Quality: 3.25 out of 5
Trip-O-Meter: 3.75 out of 5
The way I see it, Vangelis has had four major periods in his career. There's of course his mostly awesome stint with the psychedelic rockin' Aphrodite's Child, his insane experimental/prog period of the early 70's, his 'golden artistic period' of the mid 70's and the new age drivel period he's been often stuck in since about 1979 (there are things like the Blade Runner soundtrack which definitely get a pass). This album is often seen as the start of his most artistically valid period, but to tell the truth I'm not that enamoured with Heaven and Hell. The are some touches of synth and melodic genius sprinkled throughout this record, but Vangelis was going for an orchestral prog vibe that tends to turn me off. If you're into that sort of thing, expect to add another point to the 'quality' meter.
This appears to be a side-long track sort of affair, but I think it would have been a much better for the big 'Heaven and Hell' suites to be split up, or at least given names.
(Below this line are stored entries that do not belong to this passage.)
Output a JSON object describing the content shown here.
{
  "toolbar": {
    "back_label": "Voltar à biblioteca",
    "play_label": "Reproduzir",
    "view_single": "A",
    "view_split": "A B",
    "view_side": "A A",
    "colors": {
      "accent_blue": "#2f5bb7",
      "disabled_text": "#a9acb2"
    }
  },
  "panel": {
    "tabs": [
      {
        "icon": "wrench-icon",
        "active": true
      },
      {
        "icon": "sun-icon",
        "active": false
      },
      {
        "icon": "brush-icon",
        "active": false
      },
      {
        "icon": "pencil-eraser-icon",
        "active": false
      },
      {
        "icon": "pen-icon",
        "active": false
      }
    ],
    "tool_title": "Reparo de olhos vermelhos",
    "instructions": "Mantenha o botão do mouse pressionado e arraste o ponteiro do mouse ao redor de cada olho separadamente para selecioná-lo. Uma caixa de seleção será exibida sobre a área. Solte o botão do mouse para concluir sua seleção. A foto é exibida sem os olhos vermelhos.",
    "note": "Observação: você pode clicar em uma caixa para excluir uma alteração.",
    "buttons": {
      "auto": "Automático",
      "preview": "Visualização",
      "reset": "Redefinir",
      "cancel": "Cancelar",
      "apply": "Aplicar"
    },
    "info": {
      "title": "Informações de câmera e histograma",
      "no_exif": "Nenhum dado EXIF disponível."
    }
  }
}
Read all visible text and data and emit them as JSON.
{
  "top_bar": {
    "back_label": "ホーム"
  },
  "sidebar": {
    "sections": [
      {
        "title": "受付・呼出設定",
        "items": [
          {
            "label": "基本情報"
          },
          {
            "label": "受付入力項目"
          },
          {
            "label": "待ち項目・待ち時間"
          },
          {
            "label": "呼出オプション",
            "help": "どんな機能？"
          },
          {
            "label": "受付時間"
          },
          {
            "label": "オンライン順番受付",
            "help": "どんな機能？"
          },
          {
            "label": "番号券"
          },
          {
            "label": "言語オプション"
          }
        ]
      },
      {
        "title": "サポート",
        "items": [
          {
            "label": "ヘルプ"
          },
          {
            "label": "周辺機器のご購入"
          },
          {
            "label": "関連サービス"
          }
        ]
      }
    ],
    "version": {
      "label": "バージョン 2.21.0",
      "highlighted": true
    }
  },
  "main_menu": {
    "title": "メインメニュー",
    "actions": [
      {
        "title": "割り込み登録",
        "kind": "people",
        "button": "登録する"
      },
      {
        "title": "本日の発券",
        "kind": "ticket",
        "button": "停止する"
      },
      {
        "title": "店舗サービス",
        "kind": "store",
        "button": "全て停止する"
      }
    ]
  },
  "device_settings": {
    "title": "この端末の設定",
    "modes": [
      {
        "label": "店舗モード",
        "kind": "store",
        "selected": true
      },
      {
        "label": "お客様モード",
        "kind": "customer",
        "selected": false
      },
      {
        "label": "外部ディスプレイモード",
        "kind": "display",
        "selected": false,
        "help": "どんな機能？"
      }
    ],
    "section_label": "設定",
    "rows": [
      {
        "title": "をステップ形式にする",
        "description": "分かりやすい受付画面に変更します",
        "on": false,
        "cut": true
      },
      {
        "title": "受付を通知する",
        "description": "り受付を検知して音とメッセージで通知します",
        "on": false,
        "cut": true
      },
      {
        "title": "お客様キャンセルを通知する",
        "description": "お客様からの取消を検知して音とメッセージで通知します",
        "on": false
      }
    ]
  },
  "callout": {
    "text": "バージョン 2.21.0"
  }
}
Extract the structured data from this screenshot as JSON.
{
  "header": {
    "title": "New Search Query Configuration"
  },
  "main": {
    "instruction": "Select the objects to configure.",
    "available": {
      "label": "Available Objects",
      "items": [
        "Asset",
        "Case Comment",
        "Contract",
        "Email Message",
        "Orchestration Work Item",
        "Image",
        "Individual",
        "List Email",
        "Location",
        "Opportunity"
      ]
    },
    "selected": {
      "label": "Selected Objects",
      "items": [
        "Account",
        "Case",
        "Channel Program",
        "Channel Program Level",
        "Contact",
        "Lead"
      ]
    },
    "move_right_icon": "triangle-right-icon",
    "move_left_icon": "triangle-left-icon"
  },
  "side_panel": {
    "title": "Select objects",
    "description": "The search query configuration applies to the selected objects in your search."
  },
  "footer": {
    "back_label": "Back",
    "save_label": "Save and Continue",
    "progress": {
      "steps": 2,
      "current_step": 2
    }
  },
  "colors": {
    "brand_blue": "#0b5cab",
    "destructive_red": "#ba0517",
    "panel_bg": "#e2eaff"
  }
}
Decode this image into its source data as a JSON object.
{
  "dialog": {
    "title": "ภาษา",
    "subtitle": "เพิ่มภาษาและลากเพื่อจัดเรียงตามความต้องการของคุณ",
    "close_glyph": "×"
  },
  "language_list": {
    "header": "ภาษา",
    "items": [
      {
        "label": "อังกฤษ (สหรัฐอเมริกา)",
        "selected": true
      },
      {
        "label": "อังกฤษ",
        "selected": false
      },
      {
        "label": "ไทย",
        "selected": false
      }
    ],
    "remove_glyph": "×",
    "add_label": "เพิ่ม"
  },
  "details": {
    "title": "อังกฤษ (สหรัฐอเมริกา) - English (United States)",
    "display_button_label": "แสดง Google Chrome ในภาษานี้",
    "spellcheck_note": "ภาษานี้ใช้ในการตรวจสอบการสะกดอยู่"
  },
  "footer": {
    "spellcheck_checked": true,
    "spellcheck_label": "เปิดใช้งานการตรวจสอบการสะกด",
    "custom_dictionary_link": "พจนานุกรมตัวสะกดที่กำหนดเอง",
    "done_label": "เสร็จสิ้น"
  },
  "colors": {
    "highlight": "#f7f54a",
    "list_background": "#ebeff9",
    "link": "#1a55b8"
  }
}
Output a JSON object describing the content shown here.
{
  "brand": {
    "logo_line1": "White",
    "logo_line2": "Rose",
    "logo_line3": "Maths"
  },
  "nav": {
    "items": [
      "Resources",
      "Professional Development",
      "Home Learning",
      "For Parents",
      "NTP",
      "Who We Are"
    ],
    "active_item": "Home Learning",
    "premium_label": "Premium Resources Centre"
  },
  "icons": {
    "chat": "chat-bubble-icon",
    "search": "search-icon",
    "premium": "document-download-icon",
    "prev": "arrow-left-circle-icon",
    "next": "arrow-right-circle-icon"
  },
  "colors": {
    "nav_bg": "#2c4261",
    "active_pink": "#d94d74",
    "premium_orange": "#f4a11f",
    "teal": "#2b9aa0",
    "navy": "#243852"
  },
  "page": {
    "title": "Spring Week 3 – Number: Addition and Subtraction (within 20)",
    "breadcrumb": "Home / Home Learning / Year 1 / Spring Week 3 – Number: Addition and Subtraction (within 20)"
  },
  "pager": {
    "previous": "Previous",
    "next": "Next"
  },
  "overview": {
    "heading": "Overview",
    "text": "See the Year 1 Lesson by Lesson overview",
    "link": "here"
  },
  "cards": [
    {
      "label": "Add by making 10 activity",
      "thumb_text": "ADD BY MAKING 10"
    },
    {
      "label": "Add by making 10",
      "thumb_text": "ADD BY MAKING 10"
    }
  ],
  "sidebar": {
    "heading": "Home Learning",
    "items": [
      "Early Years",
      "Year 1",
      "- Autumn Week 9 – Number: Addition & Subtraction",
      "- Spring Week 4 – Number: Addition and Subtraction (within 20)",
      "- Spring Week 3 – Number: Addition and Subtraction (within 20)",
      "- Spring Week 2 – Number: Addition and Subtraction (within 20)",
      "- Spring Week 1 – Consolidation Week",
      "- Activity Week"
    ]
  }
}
It hard for me to conceptualize what's here and separate the wheat from the chaff, so to speak. "Heaven and Hell Part One' starts of well, but the choral vocals get pretty silly a few minutes in and it veers a little too far towards the orchestral prog vibe for my taste. That said the last few minutes of the 15 minute long suite is the music used for the theme to Carl Sagan's Cosmos, and that stands out as one of my favorite pieces of music in general. It's just too bad that I either have to fast forward or listen to pompous choruses and synth themes bellowing into my ear. "So Long Ago, So Clear to Me" doesn't appeal to me at all. Word on the street is that Jon Anderson of Yes and Vangelis were an inspired pairing, but it seems like the most hellish thing here in my view. "Heaven and Hell Part Two" fairs a little better with it's ambient vibe, but there are still a few sections where I see happy elves dancing in the shire or Lord of the Rings pomp instead of the more tripped out soundscapes that I look for in the best 70's electronic records. Like part one, the final section is the spaciest and the best.
I suppose I'm being a little harsh with this album, but it's often held up as Vangelis' masterpiece whereas I prefer pretty much all of his other 70's albums over this one. Still, there are some spots of really great music to be found here, and if you dig Jon Anderson, then you'll have a nice treat under your pillow instead of the turd I found.